Laboratory Research
The axolotl has the unique ability to regenerate limbs, tails, and organs1,2,3. A decellularized and sterile extracellular matrix (ECM) wound dressing derived from axolotl dermis, has been designed and cleared by FDA as a xenograft collagen wound dressing for management of a variety of full and partial thickness, chronic and acute wounds. This product was evaluated in a full-thickness porcine wound healing model to evaluate safety and effectiveness. Axolotl tissue was used to determine if its regenerative capabilities could be harnessed for human medical use.
Methods:
Each pig surgically received full thickness dermal 10 mm diameter wounds through the paravertebral skin, with 5 wounds on each side of the midline. The axolotl dermis Wound Matrix (WM) or a product derived from porcine Urinary Bladder Matrix (UBM), was delivered onto the wound site. The in vivo portion of the study was 10 and 21 days. Wound healing was assessed by Draize scoring, wound closure measurements, and histopathology analysis.
Results:
Draize scoring and wound measurements were similar between the axolotl dermis WM and the porcine UBM test groups. No adverse clinical effects at all operative sites for both test groups at 10 and 21 days post-operatively. No inhibition of wound healing or epithelialization for the axolotl dermis WM test group vs. porcine UBM.

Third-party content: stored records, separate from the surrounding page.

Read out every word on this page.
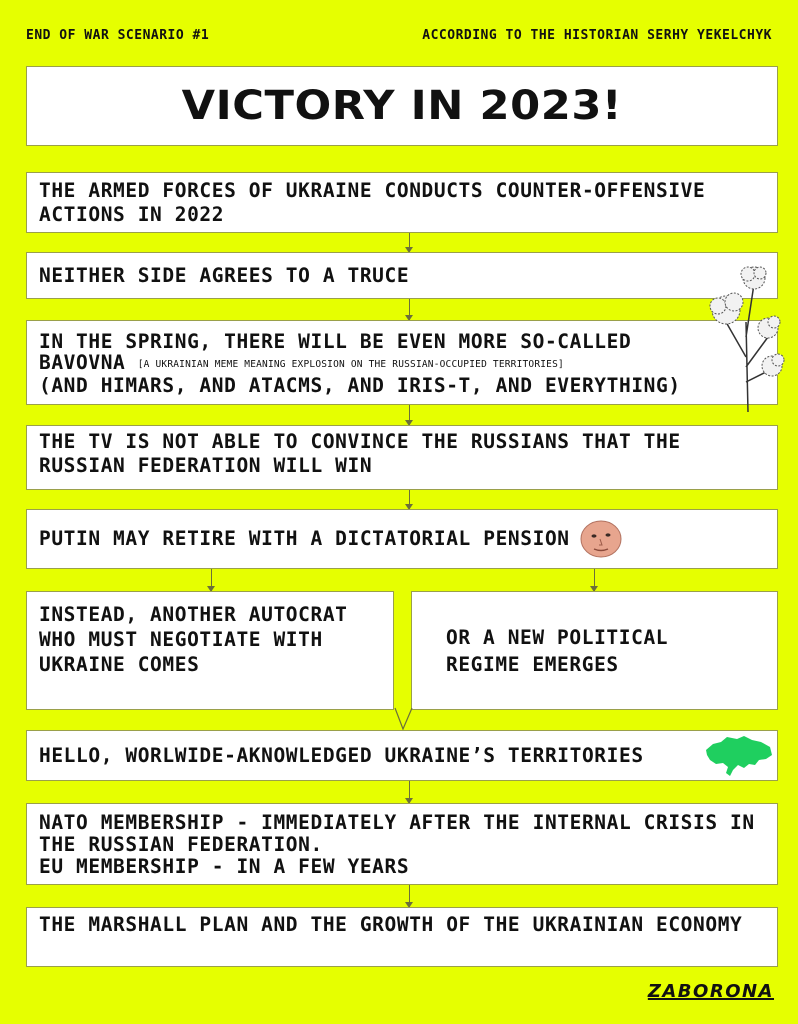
END OF WAR SCENARIO #1	ACCORDING TO THE HISTORIAN SERHY YEKELCHYK
VICTORY IN 2023!
THE ARMED FORCES OF UKRAINE CONDUCTS COUNTER-OFFENSIVE ACTIONS IN 2022
NEITHER SIDE AGREES TO A TRUCE
IN THE SPRING, THERE WILL BE EVEN MORE SO-CALLED
BAVOVNA [A UKRAINIAN MEME MEANING EXPLOSION ON THE RUSSIAN-OCCUPIED TERRITORIES]
(AND HIMARS, AND ATACMS, AND IRIS-T, AND EVERYTHING)
THE TV IS NOT ABLE TO CONVINCE THE RUSSIANS THAT THE RUSSIAN FEDERATION WILL WIN
PUTIN MAY RETIRE WITH A DICTATORIAL PENSION
INSTEAD, ANOTHER AUTOCRAT WHO MUST NEGOTIATE WITH UKRAINE COMES
OR A NEW POLITICAL REGIME EMERGES
HELLO, WORLWIDE-AKNOWLEDGED UKRAINE’S TERRITORIES
NATO MEMBERSHIP - IMMEDIATELY AFTER THE INTERNAL CRISIS IN THE RUSSIAN FEDERATION.
EU MEMBERSHIP - IN A FEW YEARS
THE MARSHALL PLAN AND THE GROWTH OF THE UKRAINIAN ECONOMY
ZABORONA
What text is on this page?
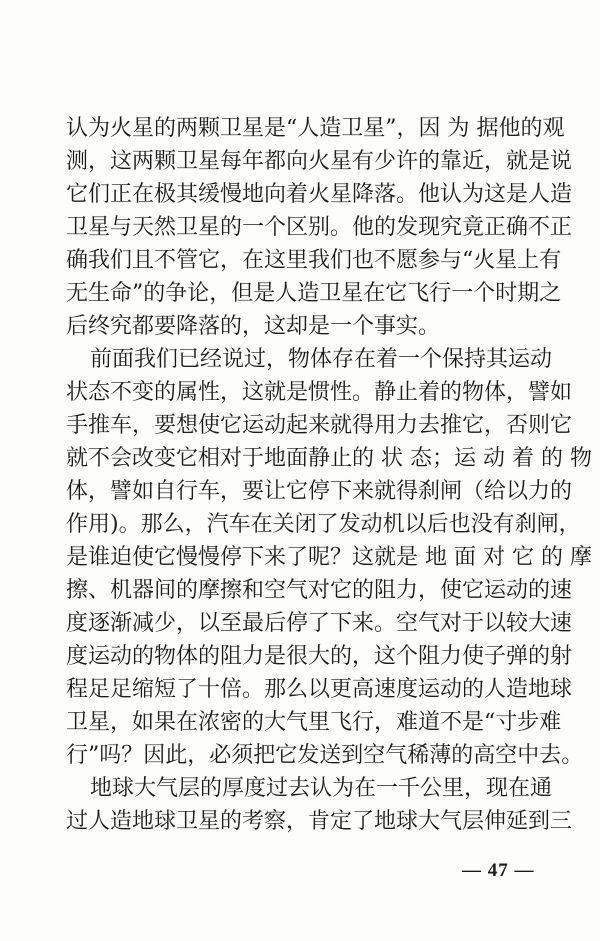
认为火星的两颗卫星是“人造卫星”，因 为 据他的观
测，这两颗卫星每年都向火星有少许的靠近，就是说
它们正在极其缓慢地向着火星降落。他认为这是人造
卫星与天然卫星的一个区别。他的发现究竟正确不正
确我们且不管它，在这里我们也不愿参与“火星上有
无生命”的争论，但是人造卫星在它飞行一个时期之
后终究都要降落的，这却是一个事实。
前面我们已经说过，物体存在着一个保持其运动
状态不变的属性，这就是惯性。静止着的物体，譬如
手推车，要想使它运动起来就得用力去推它，否则它
就不会改变它相对于地面静止的 状 态；运 动 着 的 物
体，譬如自行车，要让它停下来就得刹闸（给以力的
作用)。那么，汽车在关闭了发动机以后也没有刹闸，
是谁迫使它慢慢停下来了呢？这就是 地 面 对 它 的 摩
擦、机器间的摩擦和空气对它的阻力，使它运动的速
度逐渐减少，以至最后停了下来。空气对于以较大速
度运动的物体的阻力是很大的，这个阻力使子弹的射
程足足缩短了十倍。那么以更高速度运动的人造地球
卫星，如果在浓密的大气里飞行，难道不是“寸步难
行”吗？因此，必须把它发送到空气稀薄的高空中去。
地球大气层的厚度过去认为在一千公里，现在通
过人造地球卫星的考察，肯定了地球大气层伸延到三
— 47 —
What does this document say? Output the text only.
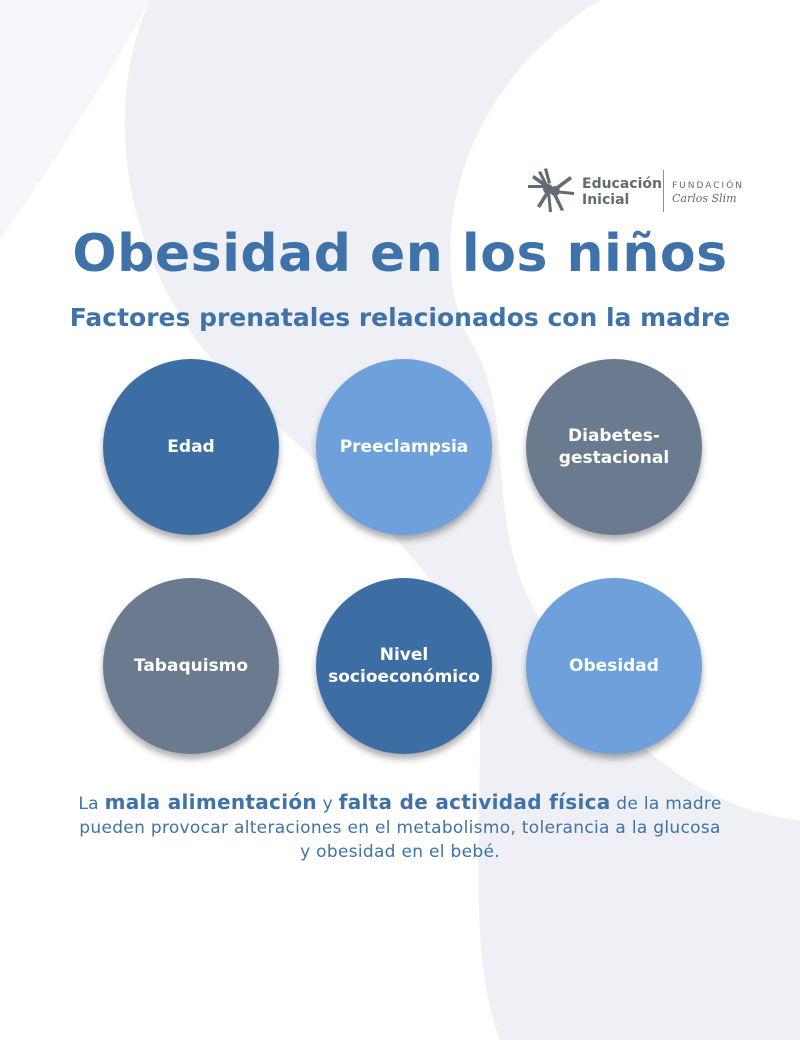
Educación
Inicial
FUNDACIÓN
Carlos Slim
Obesidad en los niños
Factores prenatales relacionados con la madre
Edad	Preeclampsia
Diabetes-
gestacional
Tabaquismo
Nivel
socioeconómico
Obesidad

La mala alimentación y falta de actividad física de la madre
pueden provocar alteraciones en el metabolismo, tolerancia a la glucosa
y obesidad en el bebé.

At 10 days post-operatively, the mean granulation tissue thickness of the axolotl dermis WM test group was 16% greater than porcine UBM and increased to 33% after 21 days. The mean granulation tissue area was 36% more for the axolotl dermis WM test group in comparison with porcine UBM at 10 days and increased to 81% more area at 21 days post-operatively.
Discussion:
Both axolotl dermis WM and porcine UBM met safety and effectiveness substantial equivalence for an FDA cleared wound management device. The granulation tissue response to the axolotl-derived WM was markedly greater than porcine UBM. The data suggests that axolotl-derived tissue used as a wound management device should be studied further as it may promote a prolonged granulation phase which allows significant time for tissue organization leading to a regeneration response such as in salamanders.
Trademarked Items:
References: (1) Mu et al, FASEB J. 2014 Sep 28(9): 3919–3929.
(2) Seifert et al, PloS One 2012 7(4): e32875.
(3) McCusker et al, Gerontol 2011 57: 565=571.